Citation Numbers: 9 A.D.3d 480, 781 N.Y.S.2d 50, 2004 N.Y. App. Div. LEXIS 10111
Filed Date: 7/30/2004
Status: Precedential
Modified Date: 11/1/2024
In an action to recover damages for personal injuries, the plaintiff appeals from an order of the Supreme Court, Nassau County (Martin, J.), dated August 14, 2003, which granted the defendant’s motion for summary judgment dismissing the complaint on the ground that he did not sustain a serious injury within the meaning of Insurance Law § 5102 (d).
Ordered that the order is affirmed, with costs.

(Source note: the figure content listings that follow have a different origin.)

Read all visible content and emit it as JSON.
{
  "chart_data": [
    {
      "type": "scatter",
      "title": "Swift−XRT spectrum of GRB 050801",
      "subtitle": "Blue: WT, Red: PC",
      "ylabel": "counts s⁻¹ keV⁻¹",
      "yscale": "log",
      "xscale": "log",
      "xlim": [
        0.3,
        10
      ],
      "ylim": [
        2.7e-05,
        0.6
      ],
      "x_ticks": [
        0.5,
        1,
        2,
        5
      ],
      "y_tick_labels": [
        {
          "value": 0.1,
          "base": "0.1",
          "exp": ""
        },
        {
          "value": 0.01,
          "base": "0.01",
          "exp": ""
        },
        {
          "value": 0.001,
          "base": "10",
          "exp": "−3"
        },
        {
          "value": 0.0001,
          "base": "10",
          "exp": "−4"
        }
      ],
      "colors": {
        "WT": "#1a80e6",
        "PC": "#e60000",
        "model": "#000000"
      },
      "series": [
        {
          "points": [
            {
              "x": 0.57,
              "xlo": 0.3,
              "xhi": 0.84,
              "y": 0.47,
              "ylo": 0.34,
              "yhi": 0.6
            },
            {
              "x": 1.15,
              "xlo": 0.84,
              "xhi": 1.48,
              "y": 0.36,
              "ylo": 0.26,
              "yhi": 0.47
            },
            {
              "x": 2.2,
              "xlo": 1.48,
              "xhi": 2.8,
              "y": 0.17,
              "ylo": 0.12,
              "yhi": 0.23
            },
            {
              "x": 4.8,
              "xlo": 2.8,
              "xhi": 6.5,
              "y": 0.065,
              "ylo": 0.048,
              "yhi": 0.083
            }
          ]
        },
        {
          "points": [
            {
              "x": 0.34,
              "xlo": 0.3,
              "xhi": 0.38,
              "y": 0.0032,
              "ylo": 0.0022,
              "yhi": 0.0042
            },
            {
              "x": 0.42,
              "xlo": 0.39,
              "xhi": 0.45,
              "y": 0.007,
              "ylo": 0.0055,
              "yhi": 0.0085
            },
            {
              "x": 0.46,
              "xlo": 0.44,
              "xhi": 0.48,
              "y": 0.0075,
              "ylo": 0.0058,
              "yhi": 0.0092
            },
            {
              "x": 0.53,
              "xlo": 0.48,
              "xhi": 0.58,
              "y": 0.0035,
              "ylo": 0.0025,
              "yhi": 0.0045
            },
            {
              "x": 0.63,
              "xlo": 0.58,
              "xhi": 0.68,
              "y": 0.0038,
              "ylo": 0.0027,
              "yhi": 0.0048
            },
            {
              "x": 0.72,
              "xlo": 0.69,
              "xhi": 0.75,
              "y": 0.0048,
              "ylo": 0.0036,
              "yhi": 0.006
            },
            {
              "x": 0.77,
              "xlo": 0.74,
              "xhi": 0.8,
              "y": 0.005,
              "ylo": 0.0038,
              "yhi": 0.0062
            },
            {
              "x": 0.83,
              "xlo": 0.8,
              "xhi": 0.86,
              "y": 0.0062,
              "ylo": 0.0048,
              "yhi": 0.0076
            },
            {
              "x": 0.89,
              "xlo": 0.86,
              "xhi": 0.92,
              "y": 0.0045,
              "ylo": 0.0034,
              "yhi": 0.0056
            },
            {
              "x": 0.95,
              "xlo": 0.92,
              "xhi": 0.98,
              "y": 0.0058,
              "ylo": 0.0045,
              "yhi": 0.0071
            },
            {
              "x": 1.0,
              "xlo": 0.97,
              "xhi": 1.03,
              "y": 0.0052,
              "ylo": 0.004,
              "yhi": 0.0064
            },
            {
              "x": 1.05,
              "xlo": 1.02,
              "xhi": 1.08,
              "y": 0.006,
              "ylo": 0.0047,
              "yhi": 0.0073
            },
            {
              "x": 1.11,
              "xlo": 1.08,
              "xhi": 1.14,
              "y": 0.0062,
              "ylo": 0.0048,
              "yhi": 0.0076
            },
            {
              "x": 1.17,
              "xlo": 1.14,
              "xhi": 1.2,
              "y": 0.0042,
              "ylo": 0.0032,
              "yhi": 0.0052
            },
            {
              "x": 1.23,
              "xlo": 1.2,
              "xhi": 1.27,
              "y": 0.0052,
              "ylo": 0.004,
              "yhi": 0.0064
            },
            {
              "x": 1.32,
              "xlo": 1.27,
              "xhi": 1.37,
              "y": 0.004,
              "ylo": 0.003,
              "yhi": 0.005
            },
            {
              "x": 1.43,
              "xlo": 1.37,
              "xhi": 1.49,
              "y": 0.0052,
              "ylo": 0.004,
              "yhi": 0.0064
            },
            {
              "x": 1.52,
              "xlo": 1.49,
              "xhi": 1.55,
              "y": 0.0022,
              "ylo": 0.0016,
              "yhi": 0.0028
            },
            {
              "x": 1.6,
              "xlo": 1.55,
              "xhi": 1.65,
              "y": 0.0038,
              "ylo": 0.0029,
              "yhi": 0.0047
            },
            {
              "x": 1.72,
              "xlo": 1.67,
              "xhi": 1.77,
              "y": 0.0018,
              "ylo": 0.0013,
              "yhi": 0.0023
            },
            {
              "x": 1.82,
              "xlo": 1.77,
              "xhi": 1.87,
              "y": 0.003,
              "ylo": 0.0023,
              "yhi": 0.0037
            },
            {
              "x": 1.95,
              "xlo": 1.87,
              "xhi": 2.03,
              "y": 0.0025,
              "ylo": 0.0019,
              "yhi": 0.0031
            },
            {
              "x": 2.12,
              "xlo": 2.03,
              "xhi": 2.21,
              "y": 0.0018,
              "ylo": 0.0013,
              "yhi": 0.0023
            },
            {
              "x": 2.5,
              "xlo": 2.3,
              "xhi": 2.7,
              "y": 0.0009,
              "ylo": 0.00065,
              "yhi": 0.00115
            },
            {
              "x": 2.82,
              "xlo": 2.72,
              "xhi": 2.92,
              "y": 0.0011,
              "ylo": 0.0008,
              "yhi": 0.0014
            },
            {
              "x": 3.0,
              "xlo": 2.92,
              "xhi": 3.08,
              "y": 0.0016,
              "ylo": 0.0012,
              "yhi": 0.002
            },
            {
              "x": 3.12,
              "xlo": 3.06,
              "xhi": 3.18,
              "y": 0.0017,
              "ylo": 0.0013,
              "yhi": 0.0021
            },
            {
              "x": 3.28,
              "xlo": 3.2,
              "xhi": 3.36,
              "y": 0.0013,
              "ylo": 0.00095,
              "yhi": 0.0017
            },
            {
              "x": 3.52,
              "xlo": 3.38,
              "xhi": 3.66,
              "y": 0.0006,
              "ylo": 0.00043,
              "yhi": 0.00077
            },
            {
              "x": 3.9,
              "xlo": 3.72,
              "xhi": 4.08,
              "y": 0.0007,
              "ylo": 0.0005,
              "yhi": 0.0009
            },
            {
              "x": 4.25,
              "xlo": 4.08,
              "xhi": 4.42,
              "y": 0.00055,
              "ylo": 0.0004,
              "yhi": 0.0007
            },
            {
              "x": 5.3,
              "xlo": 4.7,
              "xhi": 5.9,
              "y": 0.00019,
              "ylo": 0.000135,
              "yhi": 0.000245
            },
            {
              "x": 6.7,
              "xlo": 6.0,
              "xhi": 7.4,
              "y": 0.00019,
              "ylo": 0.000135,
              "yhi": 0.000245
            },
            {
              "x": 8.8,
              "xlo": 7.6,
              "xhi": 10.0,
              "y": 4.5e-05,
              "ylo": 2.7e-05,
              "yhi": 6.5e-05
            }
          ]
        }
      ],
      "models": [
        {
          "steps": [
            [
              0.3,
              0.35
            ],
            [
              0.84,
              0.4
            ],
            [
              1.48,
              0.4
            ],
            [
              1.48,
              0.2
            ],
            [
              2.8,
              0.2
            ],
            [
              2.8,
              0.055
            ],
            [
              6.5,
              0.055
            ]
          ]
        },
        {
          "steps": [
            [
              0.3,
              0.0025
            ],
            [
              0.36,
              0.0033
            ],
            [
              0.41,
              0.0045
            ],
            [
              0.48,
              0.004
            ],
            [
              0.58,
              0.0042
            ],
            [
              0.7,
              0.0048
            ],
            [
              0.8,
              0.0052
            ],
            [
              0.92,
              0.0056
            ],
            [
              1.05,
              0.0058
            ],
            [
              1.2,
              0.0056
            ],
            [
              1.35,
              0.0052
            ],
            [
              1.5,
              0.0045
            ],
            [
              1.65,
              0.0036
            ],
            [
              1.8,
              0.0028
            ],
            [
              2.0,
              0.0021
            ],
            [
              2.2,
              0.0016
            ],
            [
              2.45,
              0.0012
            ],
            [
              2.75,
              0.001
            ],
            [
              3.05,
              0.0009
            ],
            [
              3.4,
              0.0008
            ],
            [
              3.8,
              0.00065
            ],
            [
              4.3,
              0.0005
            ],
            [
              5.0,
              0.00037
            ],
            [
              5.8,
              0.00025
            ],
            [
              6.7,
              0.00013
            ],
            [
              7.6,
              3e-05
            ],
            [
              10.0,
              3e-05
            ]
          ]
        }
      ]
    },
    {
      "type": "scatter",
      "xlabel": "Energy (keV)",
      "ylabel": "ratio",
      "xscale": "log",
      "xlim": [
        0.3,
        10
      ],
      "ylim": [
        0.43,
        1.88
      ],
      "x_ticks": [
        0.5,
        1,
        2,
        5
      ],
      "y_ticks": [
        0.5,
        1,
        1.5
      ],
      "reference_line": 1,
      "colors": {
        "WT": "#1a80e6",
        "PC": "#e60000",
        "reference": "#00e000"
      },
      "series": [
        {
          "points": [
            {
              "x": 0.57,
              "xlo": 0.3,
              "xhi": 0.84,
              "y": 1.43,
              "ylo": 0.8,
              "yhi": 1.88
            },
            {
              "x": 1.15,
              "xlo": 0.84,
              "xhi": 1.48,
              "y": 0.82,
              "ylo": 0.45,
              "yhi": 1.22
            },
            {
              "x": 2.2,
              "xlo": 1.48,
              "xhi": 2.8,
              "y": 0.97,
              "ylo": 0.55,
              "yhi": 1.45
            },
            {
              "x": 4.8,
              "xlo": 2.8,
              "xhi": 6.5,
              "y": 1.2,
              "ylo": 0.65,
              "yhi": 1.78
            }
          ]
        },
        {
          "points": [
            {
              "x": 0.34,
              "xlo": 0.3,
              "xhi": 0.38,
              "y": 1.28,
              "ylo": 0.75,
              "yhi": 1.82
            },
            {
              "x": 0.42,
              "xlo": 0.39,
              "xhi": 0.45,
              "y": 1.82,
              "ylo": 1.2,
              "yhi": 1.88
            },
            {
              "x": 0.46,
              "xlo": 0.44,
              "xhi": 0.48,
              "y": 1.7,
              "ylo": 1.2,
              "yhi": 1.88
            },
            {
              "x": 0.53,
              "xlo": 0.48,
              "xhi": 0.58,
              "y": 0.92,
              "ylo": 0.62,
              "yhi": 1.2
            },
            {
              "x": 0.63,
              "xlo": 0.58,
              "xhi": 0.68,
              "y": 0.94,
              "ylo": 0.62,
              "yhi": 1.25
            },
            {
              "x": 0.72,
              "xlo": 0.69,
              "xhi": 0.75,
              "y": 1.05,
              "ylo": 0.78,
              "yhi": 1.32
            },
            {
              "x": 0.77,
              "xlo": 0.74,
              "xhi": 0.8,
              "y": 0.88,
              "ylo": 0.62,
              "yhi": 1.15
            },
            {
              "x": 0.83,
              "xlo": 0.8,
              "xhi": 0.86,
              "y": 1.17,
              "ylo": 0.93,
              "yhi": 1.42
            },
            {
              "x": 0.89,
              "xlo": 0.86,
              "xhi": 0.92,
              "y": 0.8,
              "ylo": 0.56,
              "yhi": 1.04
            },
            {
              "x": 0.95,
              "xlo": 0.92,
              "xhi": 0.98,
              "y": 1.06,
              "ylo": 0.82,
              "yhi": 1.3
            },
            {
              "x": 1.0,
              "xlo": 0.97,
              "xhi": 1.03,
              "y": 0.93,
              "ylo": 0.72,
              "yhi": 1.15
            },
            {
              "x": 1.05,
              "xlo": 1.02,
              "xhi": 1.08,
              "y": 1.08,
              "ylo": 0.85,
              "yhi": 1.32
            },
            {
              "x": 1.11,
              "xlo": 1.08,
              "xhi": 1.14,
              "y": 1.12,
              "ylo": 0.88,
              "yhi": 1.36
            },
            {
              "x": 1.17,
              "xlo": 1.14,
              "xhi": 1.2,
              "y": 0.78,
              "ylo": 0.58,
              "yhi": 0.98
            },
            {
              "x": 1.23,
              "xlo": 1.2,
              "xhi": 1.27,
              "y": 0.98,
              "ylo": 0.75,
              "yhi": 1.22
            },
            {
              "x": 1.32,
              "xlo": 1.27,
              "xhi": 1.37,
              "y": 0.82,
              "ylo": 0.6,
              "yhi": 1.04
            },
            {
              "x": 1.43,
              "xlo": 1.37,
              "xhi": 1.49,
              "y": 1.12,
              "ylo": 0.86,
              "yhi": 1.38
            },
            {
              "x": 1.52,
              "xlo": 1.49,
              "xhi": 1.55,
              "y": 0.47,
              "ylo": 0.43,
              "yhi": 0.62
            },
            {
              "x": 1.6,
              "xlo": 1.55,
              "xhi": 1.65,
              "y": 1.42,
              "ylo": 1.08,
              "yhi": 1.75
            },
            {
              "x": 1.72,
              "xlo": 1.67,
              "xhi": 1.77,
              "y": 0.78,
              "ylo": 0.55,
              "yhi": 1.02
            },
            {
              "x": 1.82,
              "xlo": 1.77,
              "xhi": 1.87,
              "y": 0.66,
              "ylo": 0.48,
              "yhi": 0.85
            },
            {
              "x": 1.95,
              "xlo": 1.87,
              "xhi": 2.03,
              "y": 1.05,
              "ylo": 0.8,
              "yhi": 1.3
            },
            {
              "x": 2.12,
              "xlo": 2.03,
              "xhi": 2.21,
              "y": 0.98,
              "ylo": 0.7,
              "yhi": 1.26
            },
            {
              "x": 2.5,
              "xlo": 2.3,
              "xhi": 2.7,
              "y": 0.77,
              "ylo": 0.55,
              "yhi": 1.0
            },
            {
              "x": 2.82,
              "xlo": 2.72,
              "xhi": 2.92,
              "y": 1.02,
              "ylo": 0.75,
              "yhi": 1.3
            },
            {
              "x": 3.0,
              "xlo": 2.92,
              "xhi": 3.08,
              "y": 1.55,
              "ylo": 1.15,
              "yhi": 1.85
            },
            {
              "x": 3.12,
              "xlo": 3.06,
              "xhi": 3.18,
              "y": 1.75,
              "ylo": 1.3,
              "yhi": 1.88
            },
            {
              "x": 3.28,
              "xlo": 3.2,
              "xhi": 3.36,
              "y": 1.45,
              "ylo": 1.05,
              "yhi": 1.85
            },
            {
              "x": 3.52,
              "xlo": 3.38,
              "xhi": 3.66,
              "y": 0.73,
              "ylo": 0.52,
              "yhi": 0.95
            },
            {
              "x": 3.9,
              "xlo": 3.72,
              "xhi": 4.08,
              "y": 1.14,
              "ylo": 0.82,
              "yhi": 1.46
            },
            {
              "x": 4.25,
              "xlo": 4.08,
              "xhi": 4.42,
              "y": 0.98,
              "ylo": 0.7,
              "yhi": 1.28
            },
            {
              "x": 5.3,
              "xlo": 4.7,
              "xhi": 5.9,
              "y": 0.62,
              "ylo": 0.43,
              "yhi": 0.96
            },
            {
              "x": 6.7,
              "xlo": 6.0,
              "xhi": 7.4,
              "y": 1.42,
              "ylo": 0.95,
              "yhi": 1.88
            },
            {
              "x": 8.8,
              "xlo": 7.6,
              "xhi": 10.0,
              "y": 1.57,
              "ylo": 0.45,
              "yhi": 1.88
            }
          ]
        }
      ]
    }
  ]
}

Furthermore, the Supreme Court properly granted the defendant’s motion for summary judgment. The defendant made a prima facie showing that the plaintiff did not sustain a serious injury within the meaning of Insurance Law § 5102 (d) through the submission of the affirmed medical reports of the physicians who conducted the independent medical examinations, as well as the plaintiffs deposition testimony (see Toure v Avis Rent A Car Sys., 98 NY2d 345 [2002]; Gaddy v Eyler, 79 NY2d 955 [1992]; Hodges v Jones, 238 AD2d 962 [1997]). The affirmation of the plaintiffs physician submitted in opposition to the motion failed to identify any limitations in movement, impairments, or disabilities suffered as a result of the plaintiff’s injuries. The report of the plaintiffs chiropractor was not in affidavit form, and therefore was without probative value (see Doumanis v Conzo, 265 AD2d 296 [1999]; Rum v Pam Transp., 250 AD2d 751 [1998]). Florio, J.E, Krausman, Townes, Mastro and Fisher, JJ., concur.